Those lucky enough to never have needed to resort to filing for bankruptcy protection can be judgmental. Some of them may feel folks who file for bankruptcy protection are profligate in their spending habits and don’t understand how to save for lean times.

But what those judgmental individual don’t understand is that while there may be a few who get into finical trouble due to too much credit card use, for most it, is some far more mundane. They may have just lost a job or suffered a reduction in their hours, and may suddenly find bills that were manageable when working full time spiral out of control in very little time.

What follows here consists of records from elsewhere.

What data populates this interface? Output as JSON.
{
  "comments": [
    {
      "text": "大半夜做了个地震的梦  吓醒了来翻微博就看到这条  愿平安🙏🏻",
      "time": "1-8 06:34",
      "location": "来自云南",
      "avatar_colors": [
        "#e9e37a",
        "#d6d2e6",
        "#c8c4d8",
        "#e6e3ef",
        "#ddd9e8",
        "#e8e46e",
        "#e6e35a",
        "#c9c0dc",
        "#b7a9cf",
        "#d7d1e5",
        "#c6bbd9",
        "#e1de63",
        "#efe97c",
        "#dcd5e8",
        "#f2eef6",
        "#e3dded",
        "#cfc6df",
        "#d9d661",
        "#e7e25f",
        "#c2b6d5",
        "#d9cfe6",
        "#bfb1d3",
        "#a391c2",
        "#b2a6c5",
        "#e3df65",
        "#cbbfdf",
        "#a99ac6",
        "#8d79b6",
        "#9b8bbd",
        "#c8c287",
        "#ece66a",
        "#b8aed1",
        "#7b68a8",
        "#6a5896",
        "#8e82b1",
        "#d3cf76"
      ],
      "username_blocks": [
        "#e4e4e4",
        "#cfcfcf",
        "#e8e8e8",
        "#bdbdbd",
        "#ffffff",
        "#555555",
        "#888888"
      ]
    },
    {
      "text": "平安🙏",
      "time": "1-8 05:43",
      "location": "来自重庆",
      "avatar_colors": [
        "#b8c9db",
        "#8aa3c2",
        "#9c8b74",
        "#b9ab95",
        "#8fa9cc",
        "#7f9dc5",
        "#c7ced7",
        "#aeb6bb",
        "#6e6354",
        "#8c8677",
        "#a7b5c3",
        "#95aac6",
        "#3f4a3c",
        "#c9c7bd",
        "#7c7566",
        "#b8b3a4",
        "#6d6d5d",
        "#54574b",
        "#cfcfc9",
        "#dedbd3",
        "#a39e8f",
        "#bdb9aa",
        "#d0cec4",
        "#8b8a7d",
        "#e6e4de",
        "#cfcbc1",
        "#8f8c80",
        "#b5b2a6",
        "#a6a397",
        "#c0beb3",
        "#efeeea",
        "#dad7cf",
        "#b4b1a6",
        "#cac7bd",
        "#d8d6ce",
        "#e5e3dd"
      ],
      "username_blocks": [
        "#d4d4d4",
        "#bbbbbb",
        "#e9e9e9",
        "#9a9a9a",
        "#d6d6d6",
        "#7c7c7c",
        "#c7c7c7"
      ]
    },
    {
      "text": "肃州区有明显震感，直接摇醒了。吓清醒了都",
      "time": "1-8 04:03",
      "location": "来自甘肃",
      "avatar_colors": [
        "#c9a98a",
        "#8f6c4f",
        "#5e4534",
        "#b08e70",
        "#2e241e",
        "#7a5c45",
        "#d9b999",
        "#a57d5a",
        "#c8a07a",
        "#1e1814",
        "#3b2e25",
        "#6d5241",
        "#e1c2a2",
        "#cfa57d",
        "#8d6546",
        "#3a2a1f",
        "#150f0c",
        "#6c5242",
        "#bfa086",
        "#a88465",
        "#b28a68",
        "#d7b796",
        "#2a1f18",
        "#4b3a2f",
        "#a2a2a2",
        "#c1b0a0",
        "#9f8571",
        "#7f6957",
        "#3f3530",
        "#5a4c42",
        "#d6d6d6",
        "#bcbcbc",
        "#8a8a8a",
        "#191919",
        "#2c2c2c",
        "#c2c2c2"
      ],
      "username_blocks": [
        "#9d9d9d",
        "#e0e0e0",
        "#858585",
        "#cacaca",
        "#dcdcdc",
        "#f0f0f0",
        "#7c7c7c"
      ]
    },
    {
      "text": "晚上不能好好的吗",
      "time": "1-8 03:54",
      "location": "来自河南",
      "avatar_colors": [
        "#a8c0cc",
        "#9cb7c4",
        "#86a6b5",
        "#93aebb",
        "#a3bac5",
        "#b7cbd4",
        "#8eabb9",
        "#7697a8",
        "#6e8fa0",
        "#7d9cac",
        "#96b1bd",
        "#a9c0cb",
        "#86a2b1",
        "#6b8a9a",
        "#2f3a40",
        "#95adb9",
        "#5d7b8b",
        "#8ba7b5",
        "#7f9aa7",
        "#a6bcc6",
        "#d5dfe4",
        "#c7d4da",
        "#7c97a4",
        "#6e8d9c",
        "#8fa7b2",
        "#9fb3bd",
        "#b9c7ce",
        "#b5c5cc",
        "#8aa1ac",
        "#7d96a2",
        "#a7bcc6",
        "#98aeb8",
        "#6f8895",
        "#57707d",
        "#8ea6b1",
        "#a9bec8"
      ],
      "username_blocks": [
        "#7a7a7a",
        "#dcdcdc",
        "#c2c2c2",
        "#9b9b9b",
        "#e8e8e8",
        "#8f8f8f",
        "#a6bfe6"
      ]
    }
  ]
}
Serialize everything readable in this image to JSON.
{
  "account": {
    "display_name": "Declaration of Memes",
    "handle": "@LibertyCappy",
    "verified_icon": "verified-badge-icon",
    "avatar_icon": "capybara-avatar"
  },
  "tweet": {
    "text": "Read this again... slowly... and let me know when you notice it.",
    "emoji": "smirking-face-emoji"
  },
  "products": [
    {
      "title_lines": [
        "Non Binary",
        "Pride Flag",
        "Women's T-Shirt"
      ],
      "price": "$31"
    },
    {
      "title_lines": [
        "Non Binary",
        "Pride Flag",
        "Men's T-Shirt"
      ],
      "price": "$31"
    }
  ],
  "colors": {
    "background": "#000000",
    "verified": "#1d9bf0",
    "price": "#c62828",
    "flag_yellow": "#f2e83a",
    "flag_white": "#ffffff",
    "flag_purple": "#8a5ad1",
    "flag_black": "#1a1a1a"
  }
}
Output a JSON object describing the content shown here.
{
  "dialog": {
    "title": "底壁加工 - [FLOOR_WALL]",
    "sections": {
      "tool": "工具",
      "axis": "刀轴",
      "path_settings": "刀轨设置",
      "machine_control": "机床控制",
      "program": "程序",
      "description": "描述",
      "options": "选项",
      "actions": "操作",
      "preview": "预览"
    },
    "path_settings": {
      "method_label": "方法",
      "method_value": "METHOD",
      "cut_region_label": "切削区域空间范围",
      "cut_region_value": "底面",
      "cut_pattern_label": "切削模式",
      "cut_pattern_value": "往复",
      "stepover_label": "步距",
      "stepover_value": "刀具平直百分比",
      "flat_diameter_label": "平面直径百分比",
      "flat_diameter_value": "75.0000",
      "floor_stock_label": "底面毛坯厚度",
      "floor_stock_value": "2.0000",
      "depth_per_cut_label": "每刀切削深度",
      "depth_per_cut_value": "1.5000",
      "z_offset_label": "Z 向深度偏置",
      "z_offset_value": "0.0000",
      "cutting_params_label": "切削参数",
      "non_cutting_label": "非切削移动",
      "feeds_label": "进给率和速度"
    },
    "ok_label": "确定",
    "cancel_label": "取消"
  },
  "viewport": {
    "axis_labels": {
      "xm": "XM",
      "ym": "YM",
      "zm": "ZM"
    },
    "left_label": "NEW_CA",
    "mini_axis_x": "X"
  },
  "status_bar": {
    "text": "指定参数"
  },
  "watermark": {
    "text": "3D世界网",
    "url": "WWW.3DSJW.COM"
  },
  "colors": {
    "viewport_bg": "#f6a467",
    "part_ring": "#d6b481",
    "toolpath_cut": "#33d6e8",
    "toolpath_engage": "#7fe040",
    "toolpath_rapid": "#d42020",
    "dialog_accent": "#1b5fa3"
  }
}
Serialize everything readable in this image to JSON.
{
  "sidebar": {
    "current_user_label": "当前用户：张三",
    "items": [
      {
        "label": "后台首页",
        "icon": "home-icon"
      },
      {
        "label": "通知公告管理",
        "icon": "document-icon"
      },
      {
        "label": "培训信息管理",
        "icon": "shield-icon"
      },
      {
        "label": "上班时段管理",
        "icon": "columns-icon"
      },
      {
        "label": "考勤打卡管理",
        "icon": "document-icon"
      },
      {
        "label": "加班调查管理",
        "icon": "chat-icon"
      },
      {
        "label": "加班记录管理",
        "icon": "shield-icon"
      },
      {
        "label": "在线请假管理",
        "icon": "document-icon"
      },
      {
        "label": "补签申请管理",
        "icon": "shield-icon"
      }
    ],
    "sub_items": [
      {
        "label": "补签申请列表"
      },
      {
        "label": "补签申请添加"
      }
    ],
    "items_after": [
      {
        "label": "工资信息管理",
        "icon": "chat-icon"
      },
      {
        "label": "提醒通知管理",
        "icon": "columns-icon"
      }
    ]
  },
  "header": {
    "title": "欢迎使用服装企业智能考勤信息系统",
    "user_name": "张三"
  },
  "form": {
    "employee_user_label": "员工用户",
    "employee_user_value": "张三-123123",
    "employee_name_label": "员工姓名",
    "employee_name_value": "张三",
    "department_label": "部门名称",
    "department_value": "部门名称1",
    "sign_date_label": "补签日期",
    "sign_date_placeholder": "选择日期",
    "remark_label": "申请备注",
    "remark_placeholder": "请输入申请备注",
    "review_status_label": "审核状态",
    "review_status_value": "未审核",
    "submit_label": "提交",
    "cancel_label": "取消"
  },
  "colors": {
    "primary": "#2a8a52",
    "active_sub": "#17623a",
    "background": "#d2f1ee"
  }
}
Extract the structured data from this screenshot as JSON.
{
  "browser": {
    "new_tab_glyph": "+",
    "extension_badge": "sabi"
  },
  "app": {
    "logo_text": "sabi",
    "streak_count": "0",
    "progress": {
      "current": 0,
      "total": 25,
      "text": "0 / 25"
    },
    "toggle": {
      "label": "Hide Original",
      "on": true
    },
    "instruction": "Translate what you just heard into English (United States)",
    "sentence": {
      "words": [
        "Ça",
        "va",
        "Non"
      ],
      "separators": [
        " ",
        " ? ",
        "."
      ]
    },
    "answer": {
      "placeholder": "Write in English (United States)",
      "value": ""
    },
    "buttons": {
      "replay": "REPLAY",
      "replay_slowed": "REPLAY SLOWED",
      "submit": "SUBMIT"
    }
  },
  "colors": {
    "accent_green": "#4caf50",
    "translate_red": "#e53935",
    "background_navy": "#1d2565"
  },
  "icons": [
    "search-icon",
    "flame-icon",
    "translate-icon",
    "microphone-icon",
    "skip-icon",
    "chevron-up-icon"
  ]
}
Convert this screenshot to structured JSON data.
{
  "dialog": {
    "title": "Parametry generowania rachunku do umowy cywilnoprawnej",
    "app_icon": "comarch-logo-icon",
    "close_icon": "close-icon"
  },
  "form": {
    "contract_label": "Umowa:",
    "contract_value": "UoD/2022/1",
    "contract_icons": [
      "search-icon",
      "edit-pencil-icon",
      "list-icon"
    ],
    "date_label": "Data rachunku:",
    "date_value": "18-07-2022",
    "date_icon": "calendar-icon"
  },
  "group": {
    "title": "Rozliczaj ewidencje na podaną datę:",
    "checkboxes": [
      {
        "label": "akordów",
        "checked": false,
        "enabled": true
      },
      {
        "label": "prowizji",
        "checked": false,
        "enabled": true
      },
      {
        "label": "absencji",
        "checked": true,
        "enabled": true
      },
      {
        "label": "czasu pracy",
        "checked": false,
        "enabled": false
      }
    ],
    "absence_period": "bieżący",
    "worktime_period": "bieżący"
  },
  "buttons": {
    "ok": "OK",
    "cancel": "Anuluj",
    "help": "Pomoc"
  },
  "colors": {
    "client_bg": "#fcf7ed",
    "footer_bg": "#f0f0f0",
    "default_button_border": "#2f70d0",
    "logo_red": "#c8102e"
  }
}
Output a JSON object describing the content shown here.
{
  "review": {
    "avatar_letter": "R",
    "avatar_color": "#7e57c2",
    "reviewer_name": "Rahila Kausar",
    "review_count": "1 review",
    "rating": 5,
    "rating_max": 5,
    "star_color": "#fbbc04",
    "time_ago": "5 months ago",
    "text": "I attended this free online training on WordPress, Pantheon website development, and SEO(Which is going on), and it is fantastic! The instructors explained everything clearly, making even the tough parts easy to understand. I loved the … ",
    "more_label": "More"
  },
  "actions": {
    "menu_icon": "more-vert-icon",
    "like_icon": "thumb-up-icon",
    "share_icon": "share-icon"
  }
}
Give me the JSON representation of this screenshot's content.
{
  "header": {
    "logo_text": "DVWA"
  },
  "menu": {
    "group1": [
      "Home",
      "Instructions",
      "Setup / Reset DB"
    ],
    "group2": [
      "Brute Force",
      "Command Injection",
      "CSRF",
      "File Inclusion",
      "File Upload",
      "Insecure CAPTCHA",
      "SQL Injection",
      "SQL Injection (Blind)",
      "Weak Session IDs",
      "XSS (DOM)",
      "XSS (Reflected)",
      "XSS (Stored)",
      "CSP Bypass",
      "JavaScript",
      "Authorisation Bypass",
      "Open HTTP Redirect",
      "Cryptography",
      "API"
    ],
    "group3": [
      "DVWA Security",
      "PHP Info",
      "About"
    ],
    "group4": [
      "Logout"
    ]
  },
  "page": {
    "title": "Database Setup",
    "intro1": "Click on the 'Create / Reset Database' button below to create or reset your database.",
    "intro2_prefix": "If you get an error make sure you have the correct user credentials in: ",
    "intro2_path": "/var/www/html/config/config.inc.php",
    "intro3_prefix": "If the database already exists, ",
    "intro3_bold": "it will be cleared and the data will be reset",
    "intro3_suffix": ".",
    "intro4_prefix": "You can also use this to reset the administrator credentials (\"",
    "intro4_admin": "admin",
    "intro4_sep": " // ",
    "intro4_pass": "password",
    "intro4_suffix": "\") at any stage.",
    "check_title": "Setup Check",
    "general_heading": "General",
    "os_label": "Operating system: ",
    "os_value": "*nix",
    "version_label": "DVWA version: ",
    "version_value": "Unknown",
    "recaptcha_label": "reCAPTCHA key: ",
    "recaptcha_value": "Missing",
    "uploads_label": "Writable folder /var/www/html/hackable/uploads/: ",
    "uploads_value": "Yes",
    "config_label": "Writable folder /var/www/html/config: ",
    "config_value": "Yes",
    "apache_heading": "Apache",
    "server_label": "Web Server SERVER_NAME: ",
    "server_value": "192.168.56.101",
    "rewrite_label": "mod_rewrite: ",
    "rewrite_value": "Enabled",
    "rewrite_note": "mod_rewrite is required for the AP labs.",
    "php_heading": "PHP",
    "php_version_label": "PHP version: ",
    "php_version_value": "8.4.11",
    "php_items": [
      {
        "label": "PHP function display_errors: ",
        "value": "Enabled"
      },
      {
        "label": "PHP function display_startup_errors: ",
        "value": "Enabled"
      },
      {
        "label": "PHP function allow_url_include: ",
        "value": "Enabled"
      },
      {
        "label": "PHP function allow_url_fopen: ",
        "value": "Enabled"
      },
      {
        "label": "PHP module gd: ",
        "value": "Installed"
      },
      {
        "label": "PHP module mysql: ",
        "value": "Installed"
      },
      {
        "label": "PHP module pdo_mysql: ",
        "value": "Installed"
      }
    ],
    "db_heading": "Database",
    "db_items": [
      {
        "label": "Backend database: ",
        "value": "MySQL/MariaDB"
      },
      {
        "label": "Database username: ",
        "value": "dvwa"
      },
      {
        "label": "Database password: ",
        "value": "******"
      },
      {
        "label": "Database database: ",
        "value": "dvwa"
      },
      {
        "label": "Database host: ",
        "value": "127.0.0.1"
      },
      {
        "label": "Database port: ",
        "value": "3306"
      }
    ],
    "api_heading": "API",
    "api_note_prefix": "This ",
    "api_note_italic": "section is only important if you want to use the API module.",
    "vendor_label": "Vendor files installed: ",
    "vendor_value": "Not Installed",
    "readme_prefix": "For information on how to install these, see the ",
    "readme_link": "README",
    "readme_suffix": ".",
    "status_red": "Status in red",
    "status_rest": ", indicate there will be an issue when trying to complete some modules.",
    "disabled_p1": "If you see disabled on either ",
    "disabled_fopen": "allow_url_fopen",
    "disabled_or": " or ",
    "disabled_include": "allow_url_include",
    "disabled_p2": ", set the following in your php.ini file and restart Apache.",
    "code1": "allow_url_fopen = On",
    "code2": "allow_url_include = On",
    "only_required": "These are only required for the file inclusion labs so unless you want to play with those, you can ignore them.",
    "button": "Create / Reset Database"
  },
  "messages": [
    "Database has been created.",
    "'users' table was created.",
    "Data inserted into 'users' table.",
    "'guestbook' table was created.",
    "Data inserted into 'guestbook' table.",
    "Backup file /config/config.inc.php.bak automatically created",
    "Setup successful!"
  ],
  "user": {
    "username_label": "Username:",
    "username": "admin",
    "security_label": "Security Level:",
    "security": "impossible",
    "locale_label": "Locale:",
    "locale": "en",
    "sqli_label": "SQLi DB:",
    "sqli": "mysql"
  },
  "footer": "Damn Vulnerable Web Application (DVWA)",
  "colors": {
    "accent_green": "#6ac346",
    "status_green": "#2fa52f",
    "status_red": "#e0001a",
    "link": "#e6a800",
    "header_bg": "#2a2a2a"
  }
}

The other factor that is often unrecognized is the lessening of the security of full time employment that was once predominate, but now is receding into to the past. Grandparents may wonder why their children and grandchildren have so much trouble finding jobs or holding on to them.

They simply do not understand how outsourcing, both overseas and in this country, has left fewer and fewer solid jobs, with substantial benefits. Those defined benefit plans that contained the pensions that many of these grandparents now live on are mostly gone.

Replaced by the 401k, which requires both the discipline to save, but also sufficient income to be able to save. Many jobs are now part-time, contract or staffed by independent contractors. This is great when companies need to shed workers fast, but miserable for those individual workers who suffer the insecurity.

These trends have been in process for years, and the result is a workforce that is less stable. While some may be able to parlay that into large incomes for contract work, for most, it means the very real prospect of a bankruptcy filing could appear at virtually anytime.